The use of culverts in road networks as roost sites to maintain landscape connectivity for a trawling bat: a case study of the large-footed myotis (Myotis macropus) in Australia

The use of culverts in road networks as roost sites to maintain landscape connectivity for a trawling bat: a case study of the large-footed myotis (Myotis macropus) in Australia

Vanessa Gorecki1, Ramona Maggini1, Boyd Tarlinton1, Caroline Hauxwell1, Stuart Parsons1

1 School of Biology and Environmental Science, Queensland University of Technology, Brisbane, Australia

Corresponding author: vanessagorecki@gmail.com
Presentation: Pitch
Program topic: 1. Innovative Solutions for Linear Infrastructure Impact Assessment, Mitigation and Monitoring. d. Molecular road ecology/landscape genetics
Keywords: Culvert, myotis, roost, microhabitat, connectivity
Anthropogenic environments can fragment habitats and introduce barriers to movement between populations, and this can have a profound effect on the population structure and viability of wildlife populations. The large-footed myotis (Myotis macropus) is a trawling bat with a specialisation for foraging directly over water surfaces and movement across landscapes is restricted to riparian corridors. This species has adapted to roosting and breeding in concrete culverts under roads. However, little is known about the roost selection of these artificial sites and how much gene flow occurs between individuals roosting in an urban environment. We investigated M. macropus roost selection at two spatial scales and population structure in a large subtropical city in eastern Australia. We surveyed 365 concrete culverts, identified 23 roosts and collected wing tissue samples from 72 bats.
Using generalized additive models, we found the distribution of M. macropus roosts in concrete culverts can be predicted at a landscape level using the variables stream order, channel width and waterway density, and culvert height. Bats preferred culverts >1.2 m in height, and a preference for box culverts was detected although pipe culverts were also occupied. Predictive modelling identified that culvert roosts were a limited resource with only 5.5% of culverts identified as potential roosts.

We examined roost selection at the roost scale by comparing roost culverts to available culverts. Roost culverts differed significantly from available culverts and the primary difference was the availability of microhabitat (lift holes and crevices). Roost culverts had lift holes that had greater cavity dimensions than available culverts and crevices were only found at roost culverts. Culverts containing microhabitat were a limited resource in this urban landscape.
We used single nucleotide polymorphisms and the mitochondrial cytochrome b gene to study gene flow. We found evidence of female philopatry with related females within roosts. Gene flow was moderate between peri-urban roosts and restricted between urban roosts.

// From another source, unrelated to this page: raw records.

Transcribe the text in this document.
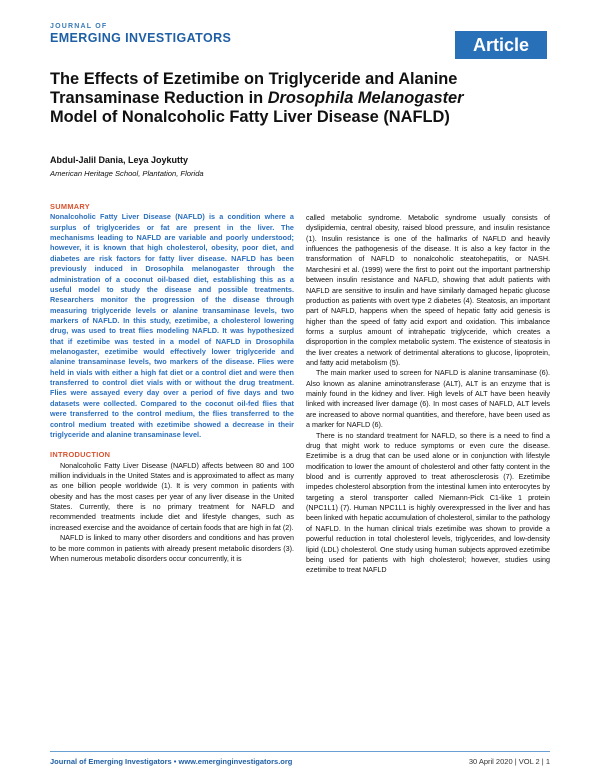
JOURNAL OF
EMERGING INVESTIGATORS	Article
The Effects of Ezetimibe on Triglyceride and Alanine
Transaminase Reduction in Drosophila Melanogaster
Model of Nonalcoholic Fatty Liver Disease (NAFLD)
Abdul-Jalil Dania, Leya Joykutty
American Heritage School, Plantation, Florida
SUMMARY

Nonalcoholic Fatty Liver Disease (NAFLD) is a condition where a surplus of triglycerides or fat are present in the liver. The mechanisms leading to NAFLD are variable and poorly understood; however, it is known that high cholesterol, obesity, poor diet, and diabetes are risk factors for fatty liver disease. NAFLD has been previously induced in Drosophila melanogaster through the administration of a coconut oil-based diet, establishing this as a useful model to study the disease and possible treatments. Researchers monitor the progression of the disease through measuring triglyceride levels or alanine transaminase levels, two markers of NAFLD. In this study, ezetimibe, a cholesterol lowering drug, was used to treat flies modeling NAFLD. It was hypothesized that if ezetimibe was tested in a model of NAFLD in Drosophila melanogaster, ezetimibe would effectively lower triglyceride and alanine transaminase levels, two markers of the disease. Flies were held in vials with either a high fat diet or a control diet and were then transferred to control diet vials with or without the drug treatment. Flies were assayed every day over a period of five days and two datasets were collected. Compared to the coconut oil-fed flies that were transferred to the control medium, the flies transferred to the control medium treated with ezetimibe showed a decrease in their triglyceride and alanine transaminase level.

INTRODUCTION

Nonalcoholic Fatty Liver Disease (NAFLD) affects between 80 and 100 million individuals in the United States and is approximated to affect as many as one billion people worldwide (1). It is very common in patients with obesity and has the most cases per year of any liver disease in the United States. Currently, there is no primary treatment for NAFLD and recommended treatments include diet and lifestyle changes, such as increased exercise and the avoidance of certain foods that are high in fat (2).

NAFLD is linked to many other disorders and conditions and has proven to be more common in patients with already present metabolic disorders (3). When numerous metabolic disorders occur concurrently, it is

called metabolic syndrome. Metabolic syndrome usually consists of dyslipidemia, central obesity, raised blood pressure, and insulin resistance (1). Insulin resistance is one of the hallmarks of NAFLD and heavily influences the pathogenesis of the disease. It is also a key factor in the transformation of NAFLD to nonalcoholic steatohepatitis, or NASH. Marchesini et al. (1999) were the first to point out the important partnership between insulin resistance and NAFLD, showing that adult patients with NAFLD are sensitive to insulin and have similarly damaged hepatic glucose production as patients with overt type 2 diabetes (4). Steatosis, an important part of NAFLD, happens when the speed of hepatic fatty acid genesis is higher than the speed of fatty acid export and oxidation. This imbalance forms a surplus amount of intrahepatic triglyceride, which creates a disproportion in the complex metabolic system. The existence of steatosis in the liver creates a network of detrimental alterations to glucose, lipoprotein, and fatty acid metabolism (5).

The main marker used to screen for NAFLD is alanine transaminase (6). Also known as alanine aminotransferase (ALT), ALT is an enzyme that is mainly found in the kidney and liver. High levels of ALT have been heavily linked with increased liver damage (6). In most cases of NAFLD, ALT levels are increased to above normal quantities, and therefore, have been used as a marker for NAFLD (6).

There is no standard treatment for NAFLD, so there is a need to find a drug that might work to reduce symptoms or even cure the disease. Ezetimibe is a drug that can be used alone or in conjunction with lifestyle modification to lower the amount of cholesterol and other fatty content in the blood and is currently approved to treat atherosclerosis (7). Ezetimibe impedes cholesterol absorption from the intestinal lumen into enterocytes by targeting a sterol transporter called Niemann-Pick C1-like 1 protein (NPC1L1) (7). Human NPC1L1 is highly overexpressed in the liver and has been linked with hepatic accumulation of cholesterol, similar to the pathology of NAFLD. In the human clinical trials ezetimibe was shown to provide a powerful reduction in total cholesterol levels, triglycerides, and low-density lipid (LDL) cholesterol. One study using human subjects approved ezetimibe being used for patients with high cholesterol; however, studies using ezetimibe to treat NAFLD

Journal of Emerging Investigators • www.emerginginvestigators.org	30 April 2020 | VOL 2 | 1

Moderate levels of relatedness between peri-urban roosts indicates M. macropus roosting in culverts are part of a larger, outward breeding population with greater availability of roost sites. Comparatively, the urban roosts in our study had more related pairs than the peri-urban roosts, indicating reduced gene flow in urban culvert roosts. This finding reflects the limited availability of urban culvert roosts in our study.
This study found that culvert roosts were limited at two spatial scales and that gene flow was restricted between urban culvert roosts. These findings suggest that disturbance to, or removal of, a culvert containing a roost has the potential to be a significant impact to an urban population of M. macropus. Disturbance impacts are not equal across culvert roosts, and the impact of disturbance can be partially alleviated by increasing the number of culverts available for roosting. Road networks provide an opportunity to provide permanent roost sites for M. macropus. Additional culvert roost sites can be created by providing microhabitat in existing culverts by simply leaving lift holes unsealed, and this would increase the availability of urban culvert roosts. Increasing the amount of potential roost habitat available will maintain landscape and genetic connectivity and contribute to the viability of urban M. macropus populations.